In 2012, Lyons founded The Zebra. Lyons began to look for investors for the new business venture and partnered with Mark Cuban, after pitching the startup over a cold email. Later, Cuban noted he liked the concept of The Zebra and commented on Lyons' succinct writing style. Adam also partnered with Mike Maples, Jr., an early investor in Twitter and Lyft of Floodgate Fund, UK billionaire Simon Nixon of Moneysupermarket.com. and Silverton Partners based in Austin, Texas.

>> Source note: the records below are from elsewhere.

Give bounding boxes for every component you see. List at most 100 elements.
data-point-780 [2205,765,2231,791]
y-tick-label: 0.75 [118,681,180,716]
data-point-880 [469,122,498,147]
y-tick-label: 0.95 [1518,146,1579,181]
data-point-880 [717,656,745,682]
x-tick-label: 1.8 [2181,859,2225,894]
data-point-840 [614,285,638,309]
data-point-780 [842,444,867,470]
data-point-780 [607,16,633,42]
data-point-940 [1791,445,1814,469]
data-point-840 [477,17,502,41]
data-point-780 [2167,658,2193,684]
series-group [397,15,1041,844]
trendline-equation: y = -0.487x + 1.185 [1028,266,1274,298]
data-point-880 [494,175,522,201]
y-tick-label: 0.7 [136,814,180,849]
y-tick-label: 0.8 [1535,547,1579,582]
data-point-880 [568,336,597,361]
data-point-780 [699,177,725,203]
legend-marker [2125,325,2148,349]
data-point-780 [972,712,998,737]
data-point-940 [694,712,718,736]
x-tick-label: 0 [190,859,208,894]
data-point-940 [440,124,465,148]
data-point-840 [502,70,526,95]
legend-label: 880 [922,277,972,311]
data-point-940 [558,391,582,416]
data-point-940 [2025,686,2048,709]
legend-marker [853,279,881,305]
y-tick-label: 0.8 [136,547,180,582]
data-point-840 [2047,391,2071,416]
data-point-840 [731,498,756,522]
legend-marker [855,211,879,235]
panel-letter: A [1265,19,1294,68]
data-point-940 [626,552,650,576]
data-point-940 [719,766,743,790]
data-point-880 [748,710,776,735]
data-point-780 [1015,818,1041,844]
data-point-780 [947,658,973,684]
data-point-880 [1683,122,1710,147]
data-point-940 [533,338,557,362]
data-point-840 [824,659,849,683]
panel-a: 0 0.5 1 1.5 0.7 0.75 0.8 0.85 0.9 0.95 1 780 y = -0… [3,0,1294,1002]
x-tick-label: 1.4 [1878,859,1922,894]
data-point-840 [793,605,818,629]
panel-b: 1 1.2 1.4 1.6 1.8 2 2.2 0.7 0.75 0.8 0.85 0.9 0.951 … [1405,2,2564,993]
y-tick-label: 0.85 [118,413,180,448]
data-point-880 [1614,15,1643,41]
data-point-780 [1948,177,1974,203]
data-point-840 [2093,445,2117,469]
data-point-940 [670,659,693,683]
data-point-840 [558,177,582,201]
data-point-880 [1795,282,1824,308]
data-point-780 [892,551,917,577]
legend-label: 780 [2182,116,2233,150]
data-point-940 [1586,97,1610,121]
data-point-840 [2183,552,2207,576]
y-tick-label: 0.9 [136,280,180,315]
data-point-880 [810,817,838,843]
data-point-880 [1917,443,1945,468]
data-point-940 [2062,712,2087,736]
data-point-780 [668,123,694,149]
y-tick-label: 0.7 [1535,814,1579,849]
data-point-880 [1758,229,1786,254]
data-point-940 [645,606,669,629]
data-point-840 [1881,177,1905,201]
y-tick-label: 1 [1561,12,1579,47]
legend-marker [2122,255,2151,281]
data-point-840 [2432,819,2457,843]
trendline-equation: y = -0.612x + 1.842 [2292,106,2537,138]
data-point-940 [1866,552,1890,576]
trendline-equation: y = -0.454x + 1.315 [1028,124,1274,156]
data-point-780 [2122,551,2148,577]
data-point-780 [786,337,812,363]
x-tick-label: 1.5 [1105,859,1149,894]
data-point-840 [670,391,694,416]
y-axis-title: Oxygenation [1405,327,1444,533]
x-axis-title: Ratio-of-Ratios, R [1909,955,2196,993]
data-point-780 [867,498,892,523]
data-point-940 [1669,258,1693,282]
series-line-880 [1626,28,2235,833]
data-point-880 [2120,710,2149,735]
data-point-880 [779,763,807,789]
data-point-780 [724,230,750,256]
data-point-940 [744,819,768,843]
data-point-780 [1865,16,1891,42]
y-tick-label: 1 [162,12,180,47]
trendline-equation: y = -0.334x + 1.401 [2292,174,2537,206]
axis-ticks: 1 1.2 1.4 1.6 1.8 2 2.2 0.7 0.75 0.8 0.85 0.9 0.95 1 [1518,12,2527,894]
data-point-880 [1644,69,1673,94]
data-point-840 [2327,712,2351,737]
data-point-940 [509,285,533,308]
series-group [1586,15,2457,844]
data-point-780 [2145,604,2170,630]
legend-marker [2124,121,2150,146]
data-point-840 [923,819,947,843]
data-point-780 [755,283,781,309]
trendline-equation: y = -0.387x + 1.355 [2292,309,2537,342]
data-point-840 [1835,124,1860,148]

After securing $4.5 million in seed funding in 2013, Lyons relocated the company to Austin, TX.

In 2015, Lyons was named to Inc. Magazine's 30 Under 30 list. He was recognized as a finalist for the 2016 Ernst & Young Entrepreneur of the Year Award and also made Forbes 30 Under 30 list in 2017.

In 2018, Lyons left The Zebra to explore other ventures including the development of a reality TV show with the Pilgrim Media Group in Los Angeles.

In 2022, Lyons founded REALLY Wireless, a fully-encrypted and privacy focused wireless mobile network.